Notably, the serum XAGE-1b mRNA is a more sensitive marker
for HCC when compared to serum AFP and its specificity is increased
when combined with serum AFP. Those findings strongly indicate that
XAGE-1b is a potential diagnostic biomarker to differentiate
HCC from chronic liver disease and benign liver tumors.
XAGE-1b was shown to be a risk factor
affecting PVTT, TNM staging and the 1-year recurrence. PVTT in HCC
patients is a well-known major complication that is correlated with
a poor prognosis (22). The
patients with PVTT or higher TNM stages (II~IV) were found to be
more likely to have increased XAGE-1b mRNA levels.
Additionally, the recurrence rates at 1 year in patients with
XAGE-1b overexpression and underexpression (73.3% and 28.6%,
respectively) indicated that HCC recurrence is more likely to occur
in patients with overexpressed XAGE-1b. Thus, these findings
strongly suggest that XAGE-1b is associated with the
aggressive biological behavior of HCC cells and may be an indicator
of poor prognosis. However, no differences were found between the
two groups and the 3-year recurrence rate. The prognostic value
appears limited due to the limited number of studied patients.
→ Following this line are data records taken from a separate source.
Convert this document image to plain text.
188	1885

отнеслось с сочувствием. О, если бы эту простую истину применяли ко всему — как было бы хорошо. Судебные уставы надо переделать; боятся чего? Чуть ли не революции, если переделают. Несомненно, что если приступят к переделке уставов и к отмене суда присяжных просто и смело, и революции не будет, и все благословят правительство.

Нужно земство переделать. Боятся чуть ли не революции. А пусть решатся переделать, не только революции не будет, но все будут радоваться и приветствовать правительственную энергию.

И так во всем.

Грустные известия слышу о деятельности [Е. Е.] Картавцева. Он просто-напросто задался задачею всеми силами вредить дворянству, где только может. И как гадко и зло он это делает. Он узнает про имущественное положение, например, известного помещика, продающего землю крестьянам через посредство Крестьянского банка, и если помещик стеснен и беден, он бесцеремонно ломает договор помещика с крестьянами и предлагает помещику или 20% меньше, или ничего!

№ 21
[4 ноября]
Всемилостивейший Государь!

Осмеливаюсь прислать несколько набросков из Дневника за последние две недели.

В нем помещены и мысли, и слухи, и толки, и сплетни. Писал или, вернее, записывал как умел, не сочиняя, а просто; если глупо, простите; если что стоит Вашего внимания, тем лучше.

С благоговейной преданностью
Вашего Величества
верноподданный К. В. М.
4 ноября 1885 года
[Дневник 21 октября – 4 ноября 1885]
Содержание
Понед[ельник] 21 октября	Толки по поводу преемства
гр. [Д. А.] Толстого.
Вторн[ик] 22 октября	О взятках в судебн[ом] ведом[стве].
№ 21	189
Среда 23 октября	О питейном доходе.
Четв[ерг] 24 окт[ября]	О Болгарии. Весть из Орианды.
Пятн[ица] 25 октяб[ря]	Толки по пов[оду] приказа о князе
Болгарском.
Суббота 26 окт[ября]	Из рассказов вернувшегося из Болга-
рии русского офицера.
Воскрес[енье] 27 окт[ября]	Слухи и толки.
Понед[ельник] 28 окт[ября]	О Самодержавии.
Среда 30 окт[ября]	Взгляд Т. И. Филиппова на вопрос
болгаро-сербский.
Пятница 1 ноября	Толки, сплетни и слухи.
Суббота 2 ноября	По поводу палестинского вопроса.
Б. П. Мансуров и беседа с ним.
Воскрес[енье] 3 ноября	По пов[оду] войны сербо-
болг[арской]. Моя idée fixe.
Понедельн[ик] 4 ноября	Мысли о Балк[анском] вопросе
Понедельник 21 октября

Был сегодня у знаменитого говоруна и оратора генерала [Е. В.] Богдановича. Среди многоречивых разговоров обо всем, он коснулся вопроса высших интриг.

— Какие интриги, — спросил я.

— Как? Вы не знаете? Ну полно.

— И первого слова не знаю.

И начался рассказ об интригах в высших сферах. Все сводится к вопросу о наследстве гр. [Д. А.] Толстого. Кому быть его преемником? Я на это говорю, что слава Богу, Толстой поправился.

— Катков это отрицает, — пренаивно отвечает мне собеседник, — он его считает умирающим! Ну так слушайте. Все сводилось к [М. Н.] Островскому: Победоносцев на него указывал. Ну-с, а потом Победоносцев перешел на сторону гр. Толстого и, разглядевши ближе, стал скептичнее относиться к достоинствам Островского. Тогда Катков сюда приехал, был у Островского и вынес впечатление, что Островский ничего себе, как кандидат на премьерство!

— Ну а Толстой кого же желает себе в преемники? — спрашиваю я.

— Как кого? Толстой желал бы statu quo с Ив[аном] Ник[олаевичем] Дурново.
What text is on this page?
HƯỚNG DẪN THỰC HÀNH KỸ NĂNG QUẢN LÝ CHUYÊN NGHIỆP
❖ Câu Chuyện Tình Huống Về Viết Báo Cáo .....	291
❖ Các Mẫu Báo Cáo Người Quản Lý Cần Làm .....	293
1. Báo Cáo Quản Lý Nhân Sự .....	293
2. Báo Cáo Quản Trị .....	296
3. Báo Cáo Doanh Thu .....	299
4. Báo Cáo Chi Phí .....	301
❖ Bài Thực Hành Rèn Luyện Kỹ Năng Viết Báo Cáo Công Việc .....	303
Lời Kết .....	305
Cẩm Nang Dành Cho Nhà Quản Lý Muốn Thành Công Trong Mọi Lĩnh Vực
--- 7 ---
In addition to the diagnostic and prognostic value
in HCC patients, the XAGE-1b protein is present in 1 hepatic
sarcoma and 1 hepatic malignant fibrous histiocytoma (MFH) by
immunohistochemistry (data not shown). Presently, a biomarker that
reliably detects these two tumors is not available. Therefore,
studying XAGE-1b in patients with hepatic sarcoma or MFH in the
near future is required.
In conclusion, the present study assessed the
correlation between the tissue or serum level of XAGE-1b and
the clinicopathological features, diagnosis and recurrence in HCC
patients. XAGE-1b was demonstrated to play a significant
role in HCC cell proliferation. These results strongly indicate
that XAGE-1b expression in HCC is a potential biomarker for
diagnosis and prognosis evaluation.
Acknowledgements
The present study was supported by the Innovation
Program of Shanghai Municipal Education Commission (grant no.
12ZZ077), the National Science Foundation of China (grant no.
31300126) and the Natural Science Foundation of Anhui Province
(grant nos. 1208085QC71 and KJ2014A161).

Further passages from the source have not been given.